I have then discovered that the Dataframes features and target are longer than the original Dataframe loans.

How did the solution arrive at its answer

It seems that while comparing using == for two pd.Series with different length will raise a ValueError:
Code:

from sklearn.model_selection import cross_val_predict
lr = LogisticRegression()

predictions = cross_val_predict(lr, features, target, cv=3)
predictions = pd.Series(predictions)


long_short = (predictions == predictions.head(-200))

Output:

ValueError: Can only compare identically-labeled Series objects

The boolean operators treated the missing values (NaN I would guess) as False for boolean operations:
Code:

from sklearn.linear_model import LogisticRegression
from sklearn.model_selection import cross_val_predict
lr = LogisticRegression()

predictions = cross_val_predict(lr, features, target, cv=3)
predictions = pd.Series(predictions)


print((predictions == 1).tail(100).value_counts())
 
long_short1 = (predictions == 1) & (predictions.head(-200) == 1)
print(long_short1.tail(100).value_counts())
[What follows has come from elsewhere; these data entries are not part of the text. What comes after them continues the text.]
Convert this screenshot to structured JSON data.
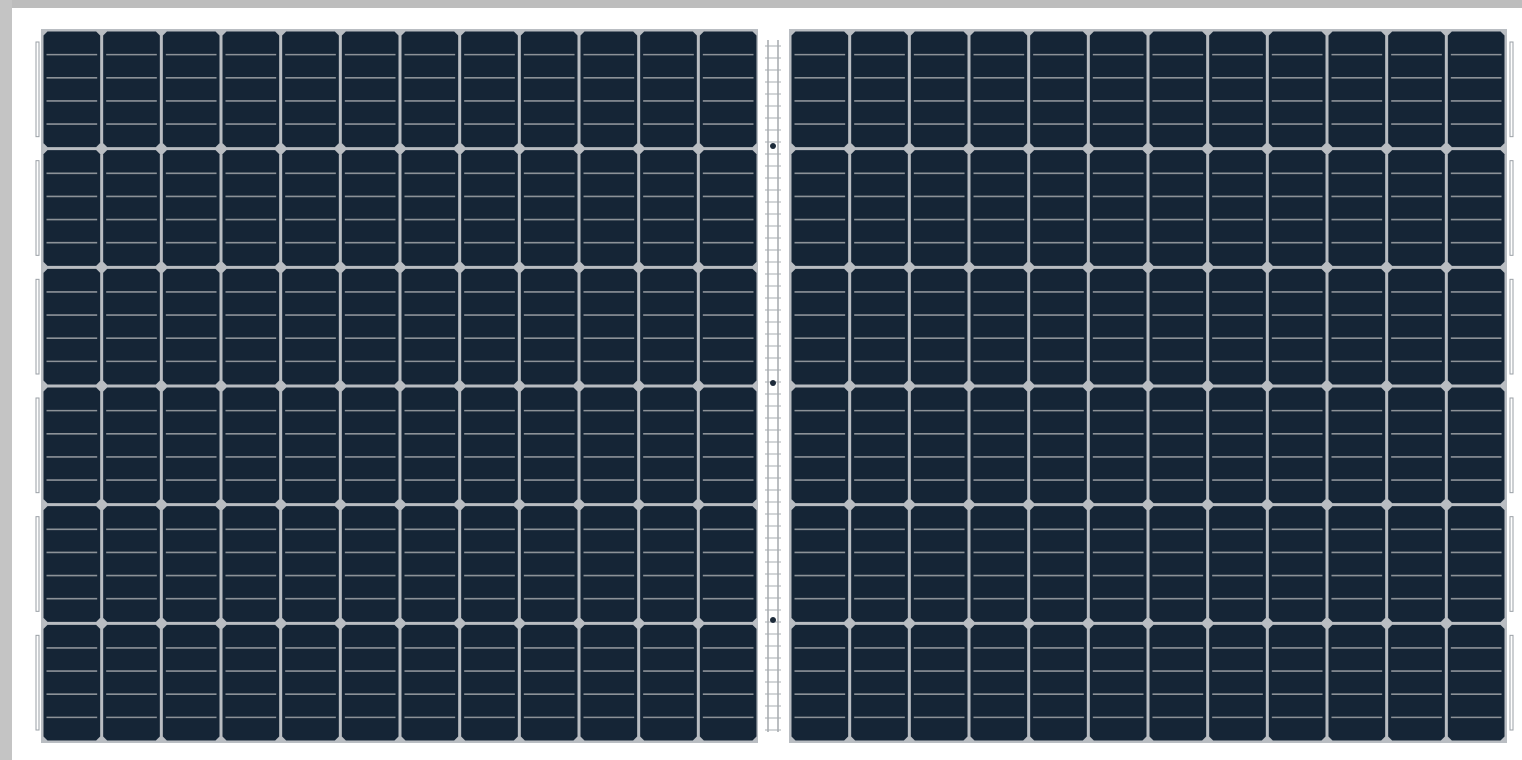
{
  "image": {
    "subject": "solar-panel",
    "colors": {
      "cell": "#152536",
      "grid": "#b9bdc2",
      "busbar": "#8c9298",
      "frame": "#c4c4c4",
      "background": "#ffffff"
    },
    "layout": {
      "halves": 2,
      "strings_per_half": 6,
      "cells_per_string": 12,
      "busbars_per_cell": 4
    }
  }
}
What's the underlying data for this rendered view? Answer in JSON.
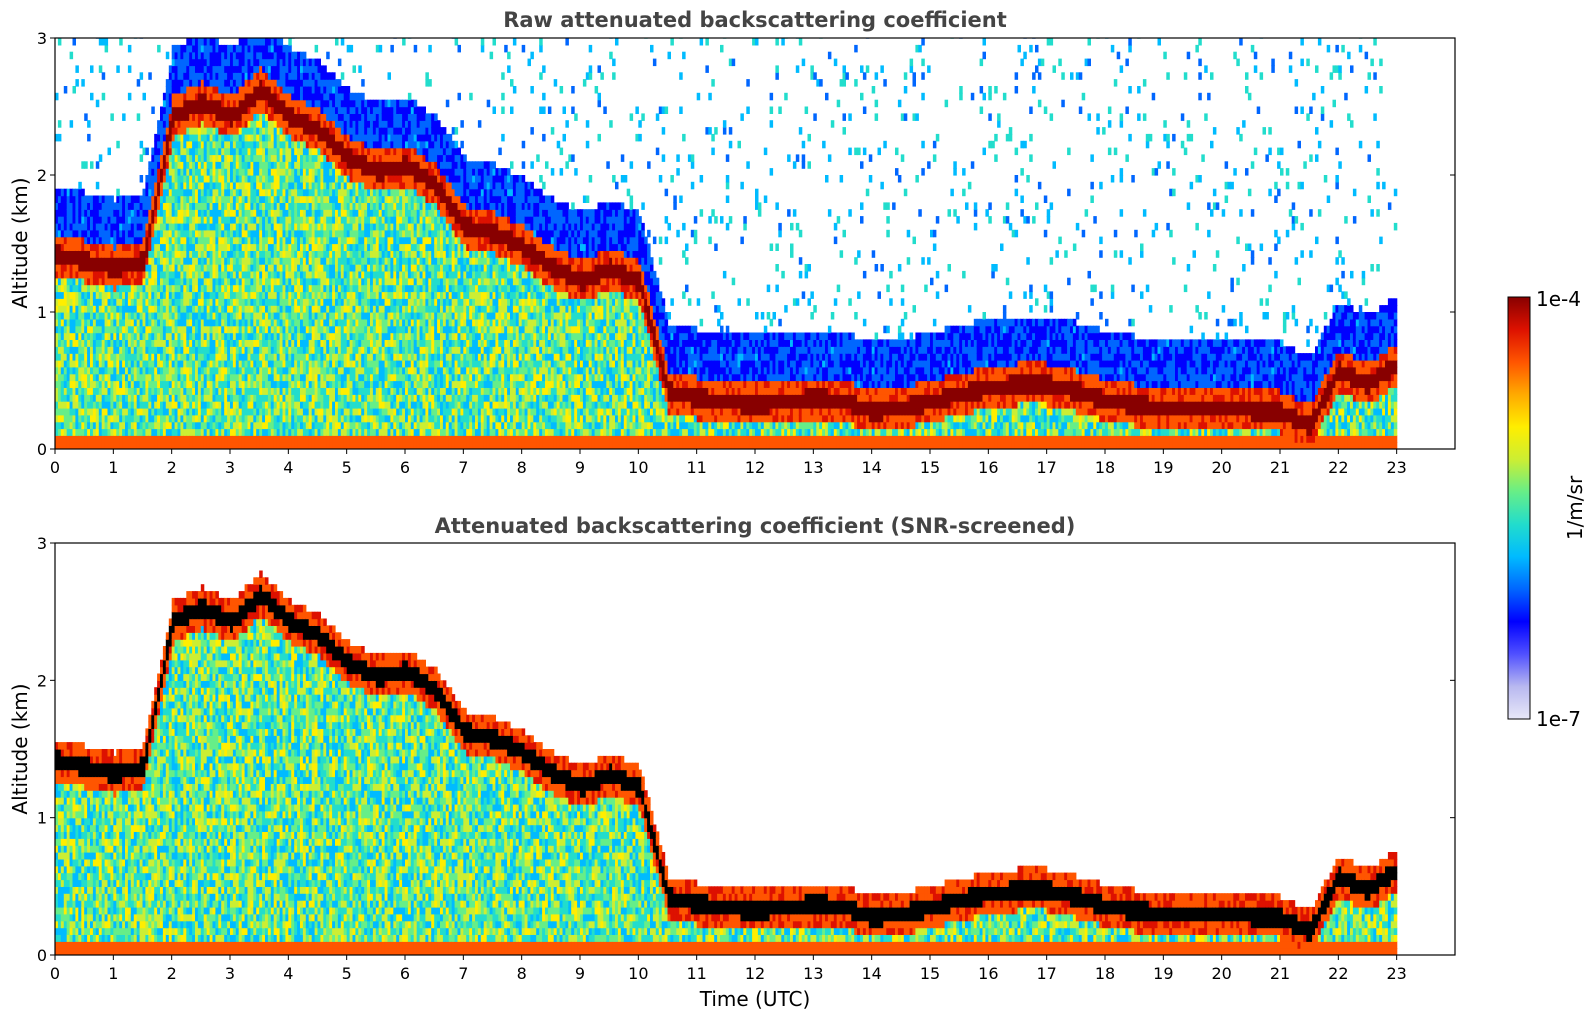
{
  "chart_data": [
    {
      "type": "heatmap",
      "title": "Raw attenuated backscattering coefficient",
      "xlabel": "",
      "ylabel": "Altitude (km)",
      "xticks": [
        "0",
        "1",
        "2",
        "3",
        "4",
        "5",
        "6",
        "7",
        "8",
        "9",
        "10",
        "11",
        "12",
        "13",
        "14",
        "15",
        "16",
        "17",
        "18",
        "19",
        "20",
        "21",
        "22",
        "23"
      ],
      "yticks": [
        "0",
        "1",
        "2",
        "3"
      ],
      "xlim": [
        0,
        24
      ],
      "ylim": [
        0,
        3
      ],
      "data_end_hour": 23,
      "noise": true,
      "layers": [
        {
          "x": [
            0.0,
            0.5,
            1.0,
            1.5,
            2.0,
            2.5,
            3.0,
            3.5,
            4.0,
            4.5,
            5.0,
            5.5,
            6.0,
            6.5,
            7.0,
            7.5,
            8.0,
            8.5,
            9.0,
            9.5,
            10.0,
            10.5,
            11.0,
            11.5,
            12.0,
            12.5,
            13.0,
            13.5,
            14.0,
            14.5,
            15.0,
            15.5,
            16.0,
            16.5,
            17.0,
            17.5,
            18.0,
            18.5,
            19.0,
            19.5,
            20.0,
            20.5,
            21.0,
            21.5,
            22.0,
            22.5,
            23.0
          ],
          "y": [
            1.4,
            1.35,
            1.3,
            1.35,
            2.4,
            2.5,
            2.4,
            2.6,
            2.4,
            2.3,
            2.1,
            2.0,
            2.05,
            1.9,
            1.6,
            1.55,
            1.45,
            1.3,
            1.2,
            1.3,
            1.2,
            0.4,
            0.35,
            0.32,
            0.3,
            0.32,
            0.35,
            0.33,
            0.25,
            0.28,
            0.32,
            0.38,
            0.42,
            0.45,
            0.45,
            0.4,
            0.33,
            0.3,
            0.28,
            0.27,
            0.26,
            0.26,
            0.25,
            0.15,
            0.55,
            0.45,
            0.6
          ]
        }
      ]
    },
    {
      "type": "heatmap",
      "title": "Attenuated backscattering coefficient (SNR-screened)",
      "xlabel": "Time (UTC)",
      "ylabel": "Altitude (km)",
      "xticks": [
        "0",
        "1",
        "2",
        "3",
        "4",
        "5",
        "6",
        "7",
        "8",
        "9",
        "10",
        "11",
        "12",
        "13",
        "14",
        "15",
        "16",
        "17",
        "18",
        "19",
        "20",
        "21",
        "22",
        "23"
      ],
      "yticks": [
        "0",
        "1",
        "2",
        "3"
      ],
      "xlim": [
        0,
        24
      ],
      "ylim": [
        0,
        3
      ],
      "data_end_hour": 23,
      "noise": false
    }
  ],
  "colorbar": {
    "label": "1/m/sr",
    "max_label": "1e-4",
    "min_label": "1e-7",
    "colors": [
      "#e8e8f8",
      "#b8b8f0",
      "#5050ff",
      "#0000ff",
      "#0066ff",
      "#00bbff",
      "#22ddcc",
      "#66ee88",
      "#ccee33",
      "#ffee00",
      "#ffaa00",
      "#ff5500",
      "#dd1100",
      "#880000"
    ]
  }
}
long_short2 = (predictions == 1) | (predictions.head(-200) == 1)
print(long_short2.tail(100).value_counts())

Output:

True    100
dtype: int64
False    100
dtype: int64
True    100
dtype: int64

Level 2

I then investigate what would be different in preparation in order to generate this longer features DataFrame.

Location of source of deviation

The first row that is only in features has index 162.

It seems that this features DataFrame in mission 135-7 is generated using the 'clean_loans_2017.csv' from the previous mission 134. The main deviation in feature preparation that I can identify is this:
features is obtained by not dropping rows with missing values for columns emp_length, title, revol_util and last_credit_pull_d (mission 134-2), but instead by loans['emp_length'].fillna(0, inplace=True).

This will produce a DataFrame that has 38707 rows. I believe I could download the files and compared the Dataframes from mission 135 and 134, but I would leave this issue where it is and move on with the missions.

1 Like

nice investigative work @cheungkasing !!!